One percent capture is the kind of share a niche player reaches almost by accident, and it is still a 200x move from today. Five percent is what ETFs reached in global equities in their first decade. Every scenario above the floor is measured in tens of trillions.
An autonomous agent today has on-chain identity instead of a bank account, stablecoins that settle in seconds, and smart contracts that enforce terms without courts. It can transact. What it cannot do is put the capital it earns somewhere that pays real yield under real rules.
The options that exist fail. Unregulated DeFi carries smart-contract and depeg risk and gives an institution no counterparty legitimacy. Leaving stablecoins idle earns 0% and breaks the economic case for an autonomous treasury. Neither works once agent balances are large enough to matter.

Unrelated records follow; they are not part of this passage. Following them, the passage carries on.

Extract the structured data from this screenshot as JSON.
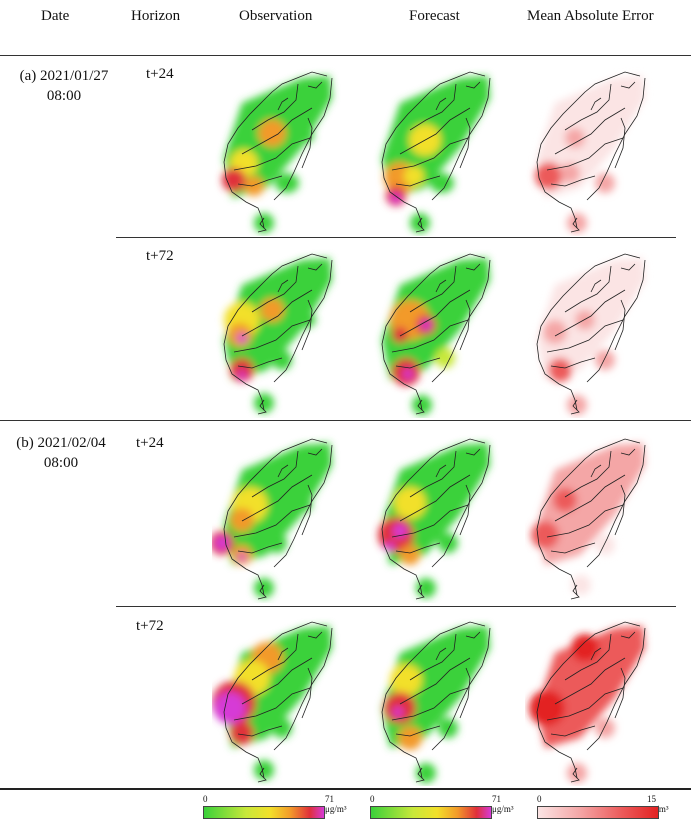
{
  "table": {
    "headers": [
      "Date",
      "Horizon",
      "Observation",
      "Forecast",
      "Mean Absolute Error"
    ],
    "cases": [
      {
        "label": "(a) 2021/01/27",
        "time": "08:00",
        "rows": [
          {
            "horizon": "t+24"
          },
          {
            "horizon": "t+72"
          }
        ]
      },
      {
        "label": "(b) 2021/02/04",
        "time": "08:00",
        "rows": [
          {
            "horizon": "t+24"
          },
          {
            "horizon": "t+72"
          }
        ]
      }
    ]
  },
  "colorbars": [
    {
      "min": "0",
      "max": "71",
      "unit": "μg/m³",
      "colors": [
        "#3ad13a",
        "#c8e83a",
        "#f2e02a",
        "#f29a2a",
        "#e0303a",
        "#d63ad6"
      ]
    },
    {
      "min": "0",
      "max": "71",
      "unit": "μg/m³",
      "colors": [
        "#3ad13a",
        "#c8e83a",
        "#f2e02a",
        "#f29a2a",
        "#e0303a",
        "#d63ad6"
      ]
    },
    {
      "min": "0",
      "max": "15",
      "unit": "μg/m³",
      "colors": [
        "#fbe4e4",
        "#f4a6a6",
        "#ec5a5a",
        "#e32222"
      ]
    }
  ]
}
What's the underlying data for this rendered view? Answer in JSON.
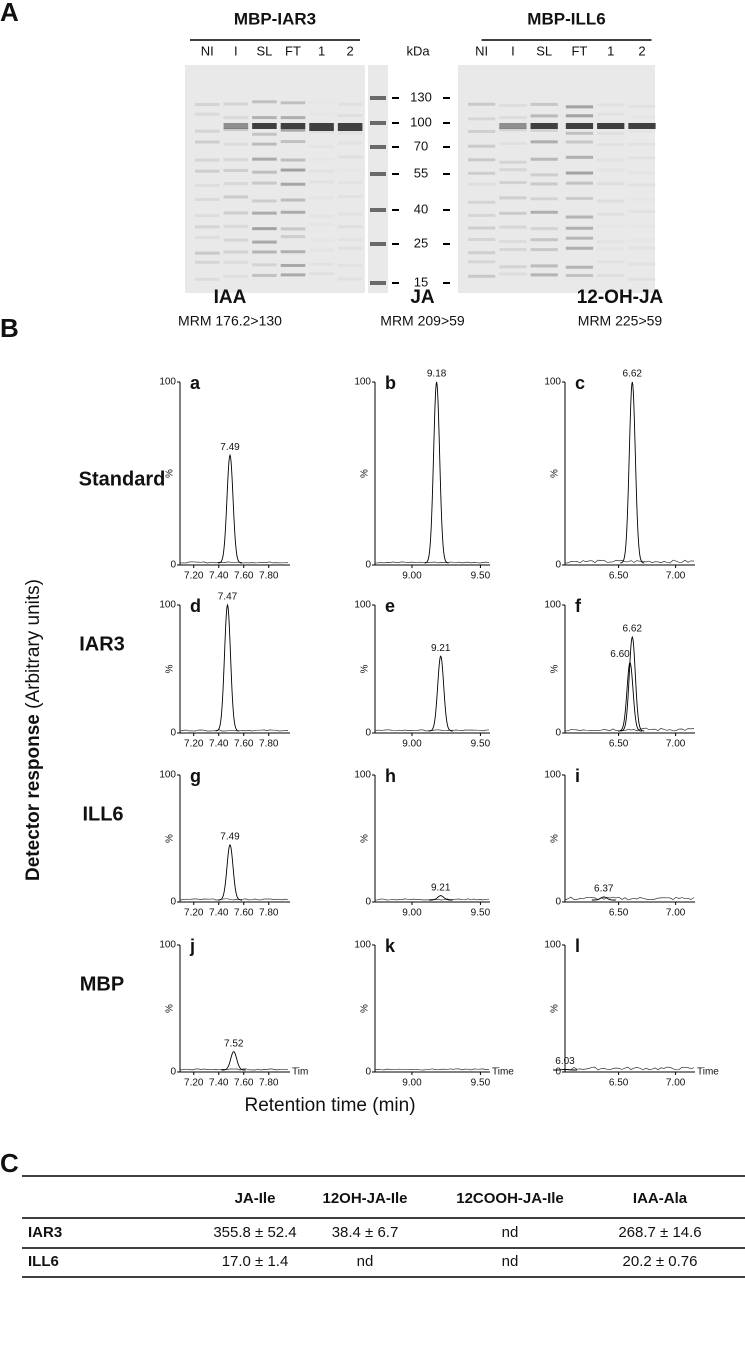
{
  "panel_a": {
    "label": "A",
    "marker_unit": "kDa",
    "markers": [
      130,
      100,
      70,
      55,
      40,
      25,
      15
    ],
    "gels": [
      {
        "title": "MBP-IAR3",
        "lanes": [
          "NI",
          "I",
          "SL",
          "FT",
          "1",
          "2"
        ]
      },
      {
        "title": "MBP-ILL6",
        "lanes": [
          "NI",
          "I",
          "SL",
          "FT",
          "1",
          "2"
        ]
      }
    ]
  },
  "panel_b": {
    "label": "B",
    "rows": [
      "Standard",
      "IAR3",
      "ILL6",
      "MBP"
    ],
    "ylim": [
      0,
      100
    ],
    "yticks": [
      0,
      100
    ],
    "y_unit": "%",
    "y_label_bold": "Detector response",
    "y_label_rest": "(Arbitrary units)",
    "x_label": "Retention time (min)",
    "time_labels": [
      "Tim",
      "Time",
      "Time"
    ],
    "columns": [
      {
        "compound": "IAA",
        "mrm": "MRM 176.2>130",
        "xlim": [
          7.09,
          7.97
        ],
        "xticks": [
          {
            "value": 7.2,
            "label": "7.20"
          },
          {
            "value": 7.4,
            "label": "7.40"
          },
          {
            "value": 7.6,
            "label": "7.60"
          },
          {
            "value": 7.8,
            "label": "7.80"
          }
        ]
      },
      {
        "compound": "JA",
        "mrm": "MRM 209>59",
        "xlim": [
          8.73,
          9.57
        ],
        "xticks": [
          {
            "value": 9.0,
            "label": "9.00"
          },
          {
            "value": 9.5,
            "label": "9.50"
          }
        ]
      },
      {
        "compound": "12-OH-JA",
        "mrm": "MRM 225>59",
        "xlim": [
          6.03,
          7.17
        ],
        "xticks": [
          {
            "value": 6.5,
            "label": "6.50"
          },
          {
            "value": 7.0,
            "label": "7.00"
          }
        ]
      }
    ],
    "panels": [
      {
        "letter": "a",
        "x": [
          7.49
        ],
        "values": [
          60
        ],
        "value_labels": [
          "7.49"
        ]
      },
      {
        "letter": "b",
        "x": [
          9.18
        ],
        "values": [
          100
        ],
        "value_labels": [
          "9.18"
        ]
      },
      {
        "letter": "c",
        "x": [
          6.62
        ],
        "values": [
          100
        ],
        "value_labels": [
          "6.62"
        ]
      },
      {
        "letter": "d",
        "x": [
          7.47
        ],
        "values": [
          100
        ],
        "value_labels": [
          "7.47"
        ]
      },
      {
        "letter": "e",
        "x": [
          9.21
        ],
        "values": [
          60
        ],
        "value_labels": [
          "9.21"
        ]
      },
      {
        "letter": "f",
        "x": [
          6.6,
          6.62
        ],
        "values": [
          55,
          75
        ],
        "value_labels": [
          "6.60",
          "6.62"
        ]
      },
      {
        "letter": "g",
        "x": [
          7.49
        ],
        "values": [
          45
        ],
        "value_labels": [
          "7.49"
        ]
      },
      {
        "letter": "h",
        "x": [
          9.21
        ],
        "values": [
          5
        ],
        "value_labels": [
          "9.21"
        ]
      },
      {
        "letter": "i",
        "x": [
          6.37
        ],
        "values": [
          4
        ],
        "value_labels": [
          "6.37"
        ]
      },
      {
        "letter": "j",
        "x": [
          7.52
        ],
        "values": [
          16
        ],
        "value_labels": [
          "7.52"
        ]
      },
      {
        "letter": "k",
        "x": [],
        "values": [],
        "value_labels": []
      },
      {
        "letter": "l",
        "x": [
          6.03
        ],
        "values": [
          2
        ],
        "value_labels": [
          "6.03"
        ]
      }
    ]
  },
  "panel_c": {
    "label": "C",
    "header": [
      "JA-Ile",
      "12OH-JA-Ile",
      "12COOH-JA-Ile",
      "IAA-Ala"
    ],
    "rows": [
      {
        "name": "IAR3",
        "cells": [
          "355.8 ± 52.4",
          "38.4 ± 6.7",
          "nd",
          "268.7 ± 14.6"
        ]
      },
      {
        "name": "ILL6",
        "cells": [
          "17.0 ± 1.4",
          "nd",
          "nd",
          "20.2 ± 0.76"
        ]
      }
    ]
  }
}
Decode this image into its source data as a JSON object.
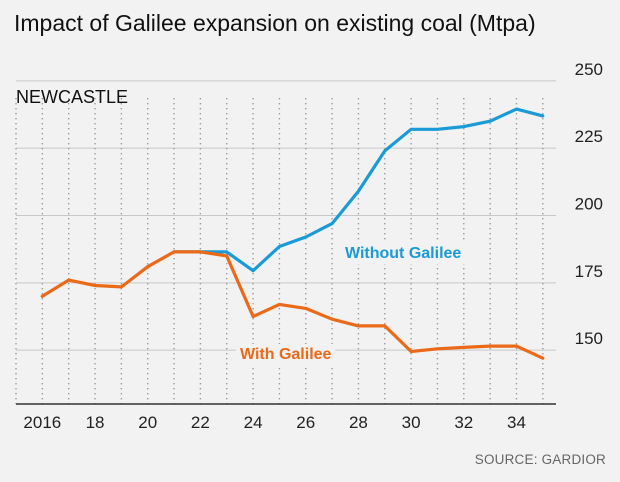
{
  "title": "Impact of Galilee expansion on existing coal (Mtpa)",
  "source": "SOURCE: GARDIOR",
  "chart_data": {
    "type": "line",
    "subtitle": "NEWCASTLE",
    "xlabel": "",
    "ylabel": "",
    "xlim": [
      2015,
      2035.5
    ],
    "ylim": [
      130,
      257
    ],
    "x_ticks": [
      2016,
      2018,
      2020,
      2022,
      2024,
      2026,
      2028,
      2030,
      2032,
      2034
    ],
    "x_tick_labels": [
      "2016",
      "18",
      "20",
      "22",
      "24",
      "26",
      "28",
      "30",
      "32",
      "34"
    ],
    "x_minor_gridlines": [
      2015,
      2017,
      2019,
      2021,
      2023,
      2025,
      2027,
      2029,
      2031,
      2033,
      2035
    ],
    "y_ticks": [
      150,
      175,
      200,
      225,
      250
    ],
    "grid": true,
    "colors": {
      "Without Galilee": "#1a9ad6",
      "With Galilee": "#ea6a1a"
    },
    "series": [
      {
        "name": "Without Galilee",
        "label_position": "right",
        "x": [
          2021,
          2022,
          2023,
          2024,
          2025,
          2026,
          2027,
          2028,
          2029,
          2030,
          2031,
          2032,
          2033,
          2034,
          2035
        ],
        "values": [
          186.5,
          186.5,
          186.5,
          179.5,
          188.5,
          192,
          197,
          209,
          224,
          232,
          232,
          233,
          235,
          239.5,
          237
        ]
      },
      {
        "name": "With Galilee",
        "label_position": "below",
        "x": [
          2016,
          2017,
          2018,
          2019,
          2020,
          2021,
          2022,
          2023,
          2024,
          2025,
          2026,
          2027,
          2028,
          2029,
          2030,
          2031,
          2032,
          2033,
          2034,
          2035
        ],
        "values": [
          170,
          176,
          174,
          173.5,
          181,
          186.5,
          186.5,
          185,
          162.5,
          167,
          165.5,
          161.5,
          159,
          159,
          149.5,
          150.5,
          151,
          151.5,
          151.5,
          147
        ]
      }
    ]
  }
}
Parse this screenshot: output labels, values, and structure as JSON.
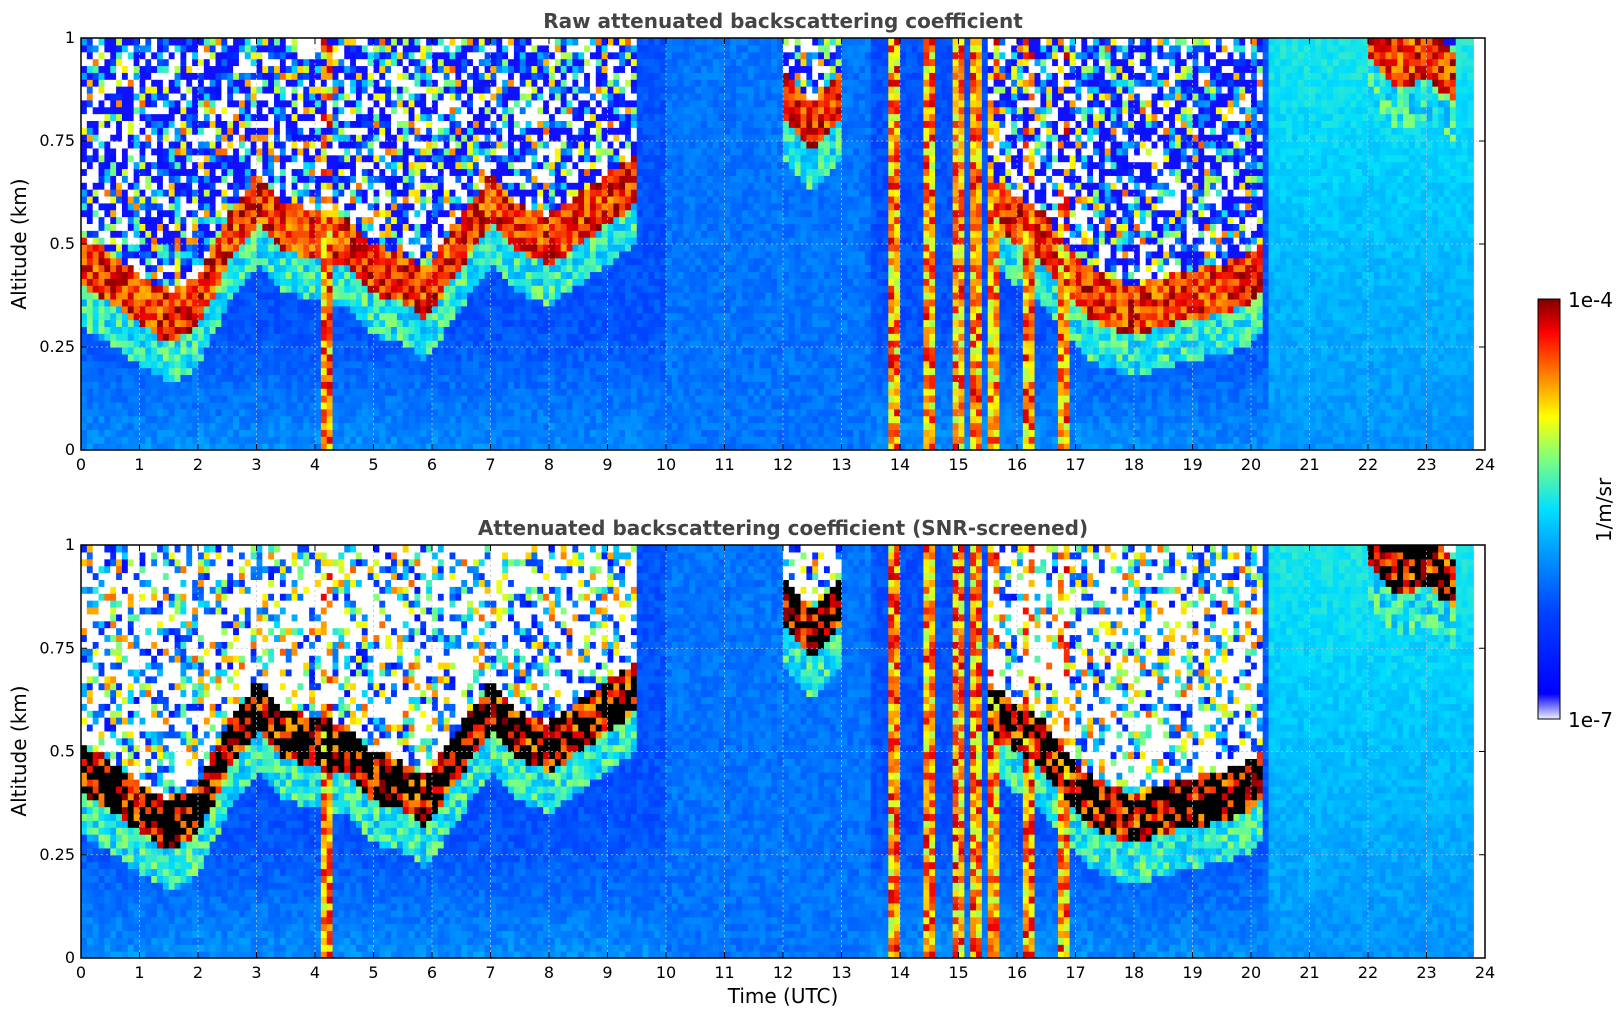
{
  "chart_data": [
    {
      "type": "heatmap",
      "title": "Raw attenuated backscattering coefficient",
      "xlabel": "",
      "ylabel": "Altitude (km)",
      "xlim": [
        0,
        24
      ],
      "ylim": [
        0,
        1
      ],
      "xticks": [
        "0",
        "1",
        "2",
        "3",
        "4",
        "5",
        "6",
        "7",
        "8",
        "9",
        "10",
        "11",
        "12",
        "13",
        "14",
        "15",
        "16",
        "17",
        "18",
        "19",
        "20",
        "21",
        "22",
        "23",
        "24"
      ],
      "yticks": [
        "0",
        "0.25",
        "0.5",
        "0.75",
        "1"
      ],
      "grid": true,
      "screened": false,
      "data_end_hour": 23.8,
      "cloud_base_km": [
        [
          0.0,
          0.4
        ],
        [
          0.5,
          0.36
        ],
        [
          1.0,
          0.31
        ],
        [
          1.5,
          0.26
        ],
        [
          2.0,
          0.3
        ],
        [
          2.5,
          0.45
        ],
        [
          3.0,
          0.55
        ],
        [
          3.5,
          0.48
        ],
        [
          4.5,
          0.45
        ],
        [
          5.0,
          0.38
        ],
        [
          5.5,
          0.36
        ],
        [
          5.9,
          0.32
        ],
        [
          7.0,
          0.55
        ],
        [
          7.5,
          0.48
        ],
        [
          8.0,
          0.45
        ],
        [
          8.5,
          0.5
        ],
        [
          9.0,
          0.55
        ],
        [
          9.5,
          0.6
        ],
        [
          12.0,
          0.8
        ],
        [
          12.5,
          0.72
        ],
        [
          13.0,
          0.8
        ],
        [
          15.5,
          0.55
        ],
        [
          16.0,
          0.5
        ],
        [
          16.5,
          0.45
        ],
        [
          17.0,
          0.35
        ],
        [
          17.5,
          0.3
        ],
        [
          18.0,
          0.28
        ],
        [
          18.5,
          0.3
        ],
        [
          19.0,
          0.32
        ],
        [
          19.5,
          0.33
        ],
        [
          20.0,
          0.36
        ],
        [
          20.2,
          0.38
        ],
        [
          22.0,
          0.95
        ],
        [
          22.5,
          0.88
        ],
        [
          23.0,
          0.9
        ],
        [
          23.5,
          0.85
        ]
      ],
      "vertical_streaks_hour": [
        4.2,
        13.9,
        14.5,
        15.0,
        15.3,
        15.6,
        16.2,
        16.8
      ]
    },
    {
      "type": "heatmap",
      "title": "Attenuated backscattering coefficient (SNR-screened)",
      "xlabel": "Time (UTC)",
      "ylabel": "Altitude (km)",
      "xlim": [
        0,
        24
      ],
      "ylim": [
        0,
        1
      ],
      "xticks": [
        "0",
        "1",
        "2",
        "3",
        "4",
        "5",
        "6",
        "7",
        "8",
        "9",
        "10",
        "11",
        "12",
        "13",
        "14",
        "15",
        "16",
        "17",
        "18",
        "19",
        "20",
        "21",
        "22",
        "23",
        "24"
      ],
      "yticks": [
        "0",
        "0.25",
        "0.5",
        "0.75",
        "1"
      ],
      "grid": true,
      "screened": true,
      "data_end_hour": 23.8,
      "cloud_base_km": [
        [
          0.0,
          0.4
        ],
        [
          0.5,
          0.36
        ],
        [
          1.0,
          0.31
        ],
        [
          1.5,
          0.26
        ],
        [
          2.0,
          0.3
        ],
        [
          2.5,
          0.45
        ],
        [
          3.0,
          0.55
        ],
        [
          3.5,
          0.48
        ],
        [
          4.5,
          0.45
        ],
        [
          5.0,
          0.38
        ],
        [
          5.5,
          0.36
        ],
        [
          5.9,
          0.32
        ],
        [
          7.0,
          0.55
        ],
        [
          7.5,
          0.48
        ],
        [
          8.0,
          0.45
        ],
        [
          8.5,
          0.5
        ],
        [
          9.0,
          0.55
        ],
        [
          9.5,
          0.6
        ],
        [
          12.0,
          0.8
        ],
        [
          12.5,
          0.72
        ],
        [
          13.0,
          0.8
        ],
        [
          15.5,
          0.55
        ],
        [
          16.0,
          0.5
        ],
        [
          16.5,
          0.45
        ],
        [
          17.0,
          0.35
        ],
        [
          17.5,
          0.3
        ],
        [
          18.0,
          0.28
        ],
        [
          18.5,
          0.3
        ],
        [
          19.0,
          0.32
        ],
        [
          19.5,
          0.33
        ],
        [
          20.0,
          0.36
        ],
        [
          20.2,
          0.38
        ],
        [
          22.0,
          0.95
        ],
        [
          22.5,
          0.88
        ],
        [
          23.0,
          0.9
        ],
        [
          23.5,
          0.85
        ]
      ],
      "vertical_streaks_hour": [
        4.2,
        13.9,
        14.5,
        15.0,
        15.3,
        15.6,
        16.2,
        16.8
      ]
    }
  ],
  "colorbar": {
    "max_label": "1e-4",
    "min_label": "1e-7",
    "unit_label": "1/m/sr",
    "colormap": "jet",
    "min_color": "#eeeeff",
    "max_color": "#7f0000"
  }
}
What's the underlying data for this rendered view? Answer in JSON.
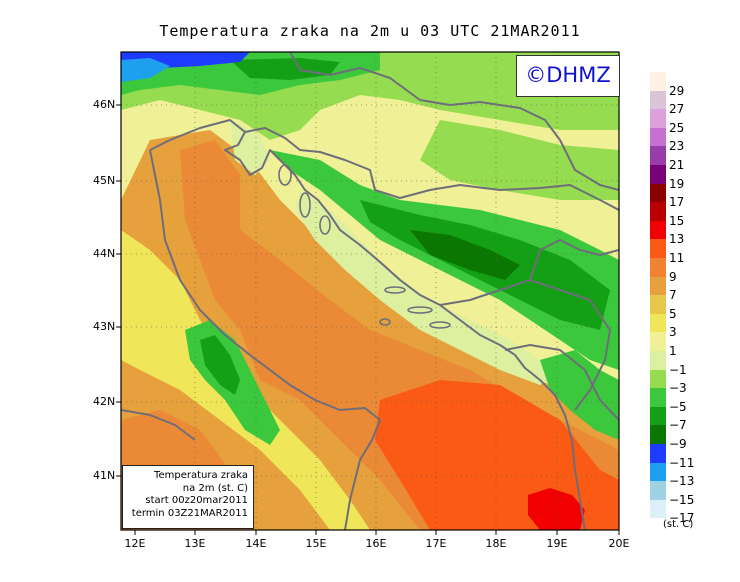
{
  "title": "Temperatura zraka na 2m u 03 UTC 21MAR2011",
  "logo": "©DHMZ",
  "info": {
    "line1": "Temperatura zraka",
    "line2": "na 2m (st. C)",
    "line3": "start 00z20mar2011",
    "line4": "termin 03Z21MAR2011"
  },
  "x_ticks": [
    "12E",
    "13E",
    "14E",
    "15E",
    "16E",
    "17E",
    "18E",
    "19E",
    "20E"
  ],
  "y_ticks": [
    "46N",
    "45N",
    "44N",
    "43N",
    "42N",
    "41N"
  ],
  "legend": {
    "labels": [
      "29",
      "27",
      "25",
      "23",
      "21",
      "19",
      "17",
      "15",
      "13",
      "11",
      "9",
      "7",
      "5",
      "3",
      "1",
      "−1",
      "−3",
      "−5",
      "−7",
      "−9",
      "−11",
      "−13",
      "−15",
      "−17"
    ],
    "colors": [
      "#fdf0e4",
      "#dcc4d8",
      "#dca0dc",
      "#c870d2",
      "#9a3caa",
      "#7a0078",
      "#8a0000",
      "#b80000",
      "#f00000",
      "#fa5a14",
      "#f08232",
      "#e6a03c",
      "#e6c84a",
      "#f0e65a",
      "#f0f096",
      "#dcf0a0",
      "#96dc50",
      "#3cc83c",
      "#14a014",
      "#0a7800",
      "#1e3cff",
      "#1ea0f0",
      "#a0d2e6",
      "#dcf0f8",
      "#ffffff"
    ],
    "units": "(st. C)"
  },
  "colors": {
    "frame": "#000000",
    "coast": "#6e6e7a",
    "logo_text": "#1010d0"
  }
}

That gap is the yield layer. It is the one leg of the agent stack still missing, and it is the one IXS is built to be.
IXS vaults are programmable financial primitives built on ERC-4626, the same standard roughly $25B in DeFi already speaks. An agent with a wallet and a session key can discover a vault by API, deposit into it, earn 4-12% APY from institutional RWA yield, and exit on a permissionless secondary pool, with no human in the loop. Institutions reach the identical vault through an app login and full KYC. Same yield products, same custody, two front doors.
The sequence is the point. Regulated primary issuance came first, then licenses and institutional custody, then BTC Real Yield, then composable ERC-4626 vaults, and now the agent layer on top. Each step was load-bearing for the next.
The API at the top is replicable in a week. The years of licensing and custody beneath it are not. That asymmetry is the moat.
The vault layer is built once. Every integration on the roadmap opens it to a new population of capital: agent frameworks, then major wallets, centralized exchanges, and consumer neobanks. One regulated layer, many front doors. That is how a compliance moat turns into a distribution advantage.
The catalysts the report walks through, the DTCC tokenized-securities platform going live in 2026, the CLARITY Act moving through the Senate, DeFi and TradFi merging in production, and the NYSE moving toward 24/7 trading, all route capital toward the same need: a compliant place to hold and grow tokenized real-world assets. The institutional wave brings that demand once. The agent economy brings it a second time.